Una cena rica en viandas exquisitas y vinos franceses, eran el preludio para una invitación que era imposible rechazar. Luego ponía la música que me encantaba escuchar: Silvio Rodríguez y Pablo Milanés. Cuando nos conocimos La Brenda y yo, todos los fines de semana cantaba con un grupo de trovadores cubanos, y ella era mi fan número uno, me aplaudía a rabiar.
Una vez que cenábamos, ella se iba a la habitación y ya salía ataviada con minúsculas prendas de lencería francesa e italiana, en diversos colores pastel; desfilaba por una imaginaria pasarela donde yo era su único admirador fiel.
Yo le aplaudía entusiastamente hasta que ella decidía que era mejor estar desnuda, y yo más acalorado de tanto aplaudirle sus desplantes, ella aprovechaba para decirme: negrito lindo ¿qué te parece si nos vamos mañana en la tarde a Grecia? Ya no le respondía, ella estaba segura de mi aprobación inmediata. Hacíamos el amor desaforadamente en casa, porque en los viajes a La Brenda se le quitaban las ganas y nunca supe el porqué.

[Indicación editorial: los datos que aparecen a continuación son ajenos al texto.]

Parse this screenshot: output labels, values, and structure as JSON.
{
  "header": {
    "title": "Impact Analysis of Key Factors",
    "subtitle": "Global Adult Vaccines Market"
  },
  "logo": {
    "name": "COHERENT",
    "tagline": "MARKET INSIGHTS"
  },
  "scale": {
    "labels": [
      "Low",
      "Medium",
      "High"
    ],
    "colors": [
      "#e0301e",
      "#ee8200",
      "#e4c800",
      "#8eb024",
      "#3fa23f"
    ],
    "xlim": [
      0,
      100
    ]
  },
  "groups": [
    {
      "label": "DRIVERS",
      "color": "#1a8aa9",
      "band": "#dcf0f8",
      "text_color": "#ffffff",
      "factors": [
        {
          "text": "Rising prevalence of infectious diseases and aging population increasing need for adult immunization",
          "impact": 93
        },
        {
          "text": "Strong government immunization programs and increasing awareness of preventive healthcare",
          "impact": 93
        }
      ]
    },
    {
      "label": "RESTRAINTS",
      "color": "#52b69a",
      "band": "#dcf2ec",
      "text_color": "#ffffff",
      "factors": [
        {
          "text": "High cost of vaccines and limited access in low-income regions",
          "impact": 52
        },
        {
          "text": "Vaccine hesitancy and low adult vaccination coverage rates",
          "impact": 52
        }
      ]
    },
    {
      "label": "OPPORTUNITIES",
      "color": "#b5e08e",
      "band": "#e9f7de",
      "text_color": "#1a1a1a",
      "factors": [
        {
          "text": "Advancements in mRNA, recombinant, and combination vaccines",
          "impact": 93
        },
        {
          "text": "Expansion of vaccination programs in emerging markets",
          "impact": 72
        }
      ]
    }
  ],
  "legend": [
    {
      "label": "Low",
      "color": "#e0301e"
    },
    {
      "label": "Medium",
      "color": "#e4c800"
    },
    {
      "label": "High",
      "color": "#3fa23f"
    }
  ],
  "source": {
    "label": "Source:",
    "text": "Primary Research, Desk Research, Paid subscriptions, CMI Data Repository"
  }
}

Me confirmó la noticia siguiente: nada más pasamos unos días a París, porque tengo trabajo ahí y enseguida nos vamos en un crucero por el Mediterráneo hasta Grecia. Ya lo tenía todo planeado para que así ocurriera. Nos embarcamos en Niza y tres días después desembarcábamos en Grecia, previas parrandas en el barco que eran interminables y divertidas.
En el crucero conocimos a una bella griega que vivía en Nueva York y que iba a casarse en Atenas. Mirciny Moliviatis era la chica veinteañera que se fascinó con La Brenda, y le pidió que asistiéramos a su matrimonio religioso ortodoxo. Aceptamos de inmediato la gentileza de la chica. Nos tuvimos que comprar atuendos apropiados para la boda, a mi me compró La Brenda un preciosos traje de lino verde claro y ella se hizo de un vestido hermoso lleno de velos, parecía una odalisca.

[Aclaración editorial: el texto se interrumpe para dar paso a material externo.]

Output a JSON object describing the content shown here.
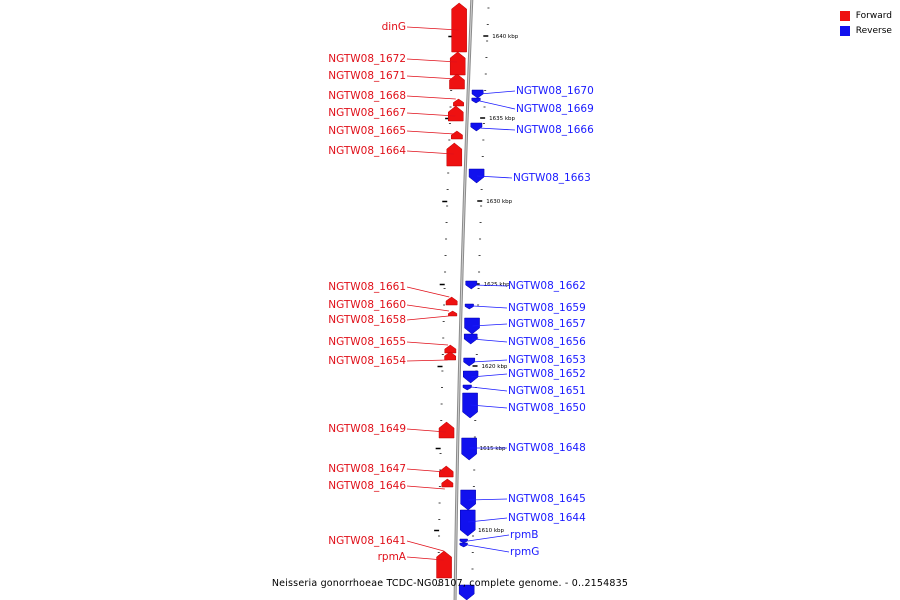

Estuvimos hospedados en casa de Mirciny casi ocho días, bebimos, comimos y bailamos sin parar todo el tiempo. Los griegos que asitieron a la boda se disputaban entre ellos bailar con La Brenda. Mi mujer, La Brenda, es un monumento de hermosura: casi un metro ochenta de estatura, cabello largo y negro azabache suelto hasta la espalda. Una sonrisa perfecta y unos ojos verdes como esmeraldas gigantes. Sus escotes pronunciados dejaban extasiados a los griegos jóvenes y viejos, y sus caderas anchas y sus piernas bien torneadas, la hacían apetecible; y, a mi me envidiaban todos por eso.
Han sido las mejores vacaciones que tomamos juntos La Brenda y yo, en esos dos años de matrimonio, pese a que fuimos varias veces a Europa y a Estados Unidos de compras, cuestión que me molesta demasiado hacer.
Para finalizar nuestra aventura por las islas griegas, salimos en varios periódicos locales, como los mexicanos exóticos que eramos, aunque en realidad a la que enfocaban más los fotógrafos era a La Brenda. Las notas periodísticas eran por la boda de la chica griega neoyorquina. Hemos vuelto a ver varias veces en Nueva York a Mirciny y a su marido Mikis.
Cuando recuerdo estos viajes al lado de mi amada Brenda, me da mucha nostalgia y deseos de volver con ella, después de vivir varios descalabros amorosos en un país centroamericano.
Voy pronto a México, e iré a visitarla, le llevo una oferta concreta a La Brenda: quiero volver...pero a Atenas con ella.